At the SS office, when asked why I needed a card, I replied that I didn't know, the UofU had said I needed it to register for my class, I said with puppy eyes.



It didn't take long. Actually, it only took a few hours. I really wanted to work at the music store down a few blocks, but they were not hiring. First stop MacDonald’s, got the job. Second stop, Sizzler, got the job. Sorry, forgot the work permit, but I know the number by heart; will bring it when I start. I would keep forgetting it, and the manager knew why. Everybody else was this forgetful in the kitchen

I went for Sizzler: bus boy, carrying huge and heavy plastic containers full of other people's leftovers, the worst for an obsessive compulsive like me. My English got better, not with ESL, but with David Letterman, every night, joke by joke, until I started laughing.
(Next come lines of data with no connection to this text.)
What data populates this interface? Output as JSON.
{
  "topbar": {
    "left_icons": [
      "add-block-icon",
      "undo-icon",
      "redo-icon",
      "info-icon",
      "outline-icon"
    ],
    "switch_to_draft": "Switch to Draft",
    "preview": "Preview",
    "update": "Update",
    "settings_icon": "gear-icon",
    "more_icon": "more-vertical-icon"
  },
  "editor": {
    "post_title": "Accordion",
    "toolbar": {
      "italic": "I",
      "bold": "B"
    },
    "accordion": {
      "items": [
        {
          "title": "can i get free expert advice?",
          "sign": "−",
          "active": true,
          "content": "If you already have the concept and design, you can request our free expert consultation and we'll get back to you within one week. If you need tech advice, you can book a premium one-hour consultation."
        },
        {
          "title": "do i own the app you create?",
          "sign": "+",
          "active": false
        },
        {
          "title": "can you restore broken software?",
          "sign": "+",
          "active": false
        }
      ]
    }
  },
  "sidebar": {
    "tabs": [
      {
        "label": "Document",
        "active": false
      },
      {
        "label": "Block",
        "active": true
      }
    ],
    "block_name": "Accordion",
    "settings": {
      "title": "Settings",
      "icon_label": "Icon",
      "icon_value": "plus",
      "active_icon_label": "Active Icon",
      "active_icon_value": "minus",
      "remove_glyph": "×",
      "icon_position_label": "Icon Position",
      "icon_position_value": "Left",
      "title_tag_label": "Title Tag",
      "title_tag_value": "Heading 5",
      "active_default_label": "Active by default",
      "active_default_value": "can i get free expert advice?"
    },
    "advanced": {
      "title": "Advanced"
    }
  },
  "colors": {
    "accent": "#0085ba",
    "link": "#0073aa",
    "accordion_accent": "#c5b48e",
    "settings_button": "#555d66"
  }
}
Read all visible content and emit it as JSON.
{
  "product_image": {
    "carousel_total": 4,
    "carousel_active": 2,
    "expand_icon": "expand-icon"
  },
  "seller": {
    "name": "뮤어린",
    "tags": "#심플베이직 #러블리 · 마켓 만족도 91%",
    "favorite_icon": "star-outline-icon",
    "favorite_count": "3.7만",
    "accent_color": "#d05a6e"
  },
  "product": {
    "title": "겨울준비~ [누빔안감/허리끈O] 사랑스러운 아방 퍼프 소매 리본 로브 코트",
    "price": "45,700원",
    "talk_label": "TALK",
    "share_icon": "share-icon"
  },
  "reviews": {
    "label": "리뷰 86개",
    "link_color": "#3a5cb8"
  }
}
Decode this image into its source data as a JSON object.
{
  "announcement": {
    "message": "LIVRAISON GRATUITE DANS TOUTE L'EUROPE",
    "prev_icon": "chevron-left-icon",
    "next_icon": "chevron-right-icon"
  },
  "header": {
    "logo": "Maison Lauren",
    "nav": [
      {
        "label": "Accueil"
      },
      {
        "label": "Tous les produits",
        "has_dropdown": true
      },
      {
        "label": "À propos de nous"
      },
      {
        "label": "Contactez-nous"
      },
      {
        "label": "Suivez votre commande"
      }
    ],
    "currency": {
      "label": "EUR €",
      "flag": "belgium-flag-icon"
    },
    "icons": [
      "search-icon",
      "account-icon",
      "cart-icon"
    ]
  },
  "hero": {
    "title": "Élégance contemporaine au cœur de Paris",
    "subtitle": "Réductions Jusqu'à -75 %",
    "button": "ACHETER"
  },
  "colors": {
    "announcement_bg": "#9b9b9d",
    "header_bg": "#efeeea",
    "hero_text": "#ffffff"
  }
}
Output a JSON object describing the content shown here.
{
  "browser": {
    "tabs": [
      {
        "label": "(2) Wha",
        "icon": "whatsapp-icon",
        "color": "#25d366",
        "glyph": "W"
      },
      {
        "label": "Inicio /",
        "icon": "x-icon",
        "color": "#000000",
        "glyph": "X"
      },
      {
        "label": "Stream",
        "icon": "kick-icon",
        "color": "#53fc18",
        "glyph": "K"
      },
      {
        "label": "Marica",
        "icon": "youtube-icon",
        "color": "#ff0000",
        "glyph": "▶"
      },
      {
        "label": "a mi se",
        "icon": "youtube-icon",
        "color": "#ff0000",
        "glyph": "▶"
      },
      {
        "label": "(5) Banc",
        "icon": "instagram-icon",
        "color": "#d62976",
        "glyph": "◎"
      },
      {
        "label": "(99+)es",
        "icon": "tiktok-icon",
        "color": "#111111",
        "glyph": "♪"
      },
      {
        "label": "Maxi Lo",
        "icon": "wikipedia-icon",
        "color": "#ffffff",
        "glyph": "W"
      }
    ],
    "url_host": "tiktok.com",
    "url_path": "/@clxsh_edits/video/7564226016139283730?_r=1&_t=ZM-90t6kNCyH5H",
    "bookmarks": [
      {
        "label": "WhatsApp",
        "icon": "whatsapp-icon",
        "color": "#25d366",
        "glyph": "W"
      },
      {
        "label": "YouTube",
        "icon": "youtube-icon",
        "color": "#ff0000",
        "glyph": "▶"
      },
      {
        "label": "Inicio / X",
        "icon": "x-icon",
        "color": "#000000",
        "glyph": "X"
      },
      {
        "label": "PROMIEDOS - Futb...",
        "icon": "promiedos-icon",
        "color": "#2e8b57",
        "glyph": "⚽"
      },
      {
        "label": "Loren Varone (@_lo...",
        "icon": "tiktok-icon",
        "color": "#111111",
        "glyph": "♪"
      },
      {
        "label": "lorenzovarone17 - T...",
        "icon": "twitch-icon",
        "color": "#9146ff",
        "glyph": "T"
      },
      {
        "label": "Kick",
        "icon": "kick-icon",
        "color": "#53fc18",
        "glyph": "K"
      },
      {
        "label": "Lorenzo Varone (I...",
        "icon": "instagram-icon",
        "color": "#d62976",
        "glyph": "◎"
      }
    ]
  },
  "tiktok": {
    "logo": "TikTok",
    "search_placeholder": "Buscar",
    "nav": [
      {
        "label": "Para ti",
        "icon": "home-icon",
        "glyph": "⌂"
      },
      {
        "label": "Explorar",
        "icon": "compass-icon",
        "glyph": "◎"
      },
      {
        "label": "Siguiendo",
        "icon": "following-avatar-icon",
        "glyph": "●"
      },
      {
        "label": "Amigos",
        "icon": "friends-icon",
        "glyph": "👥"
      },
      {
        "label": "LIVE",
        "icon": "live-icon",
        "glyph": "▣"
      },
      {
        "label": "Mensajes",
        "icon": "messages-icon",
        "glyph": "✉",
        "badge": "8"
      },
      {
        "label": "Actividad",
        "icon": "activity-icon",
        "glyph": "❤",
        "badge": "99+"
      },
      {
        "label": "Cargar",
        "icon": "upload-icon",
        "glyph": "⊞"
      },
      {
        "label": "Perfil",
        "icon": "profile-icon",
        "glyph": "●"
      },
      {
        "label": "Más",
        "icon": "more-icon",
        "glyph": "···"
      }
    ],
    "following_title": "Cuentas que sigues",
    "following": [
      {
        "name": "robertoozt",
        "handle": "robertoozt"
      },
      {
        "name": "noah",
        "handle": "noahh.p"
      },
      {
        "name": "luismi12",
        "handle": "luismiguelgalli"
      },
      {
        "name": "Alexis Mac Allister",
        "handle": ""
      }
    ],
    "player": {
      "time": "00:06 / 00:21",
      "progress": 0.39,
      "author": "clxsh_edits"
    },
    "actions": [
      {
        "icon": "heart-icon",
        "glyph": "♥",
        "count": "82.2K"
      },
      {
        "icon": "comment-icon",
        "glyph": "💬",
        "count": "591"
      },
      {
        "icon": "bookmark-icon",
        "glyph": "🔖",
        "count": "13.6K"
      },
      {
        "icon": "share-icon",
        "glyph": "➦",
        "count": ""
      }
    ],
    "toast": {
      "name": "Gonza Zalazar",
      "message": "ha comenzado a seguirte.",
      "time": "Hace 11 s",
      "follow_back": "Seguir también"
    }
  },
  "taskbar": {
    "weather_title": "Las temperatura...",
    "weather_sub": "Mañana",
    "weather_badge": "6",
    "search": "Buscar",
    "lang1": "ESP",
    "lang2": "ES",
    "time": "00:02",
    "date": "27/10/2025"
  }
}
Moved to the dishwashing room: dishwasher was kind of cool, hose pointing to the dishes prior to going to the machine, playing imaginary shooting games.



Some of the guys were here for years, decades, but they were all illegal, all monolingual. Once I started speaking English, I moved to the hot side, as a cook. There was only one American kid, everyone else were either Mexican or Thai, all illegal aliens. The waiters were almost all Mormon blondes, high school girls, with very little patient for the brown guys. Hey, you, the Brazilian, you speak some English, right? Tell this guy that this plate supposed to come out before the other one in the order, this is the appetizer for gosh's sake. In weeks, the American kid and I were running the kitchen.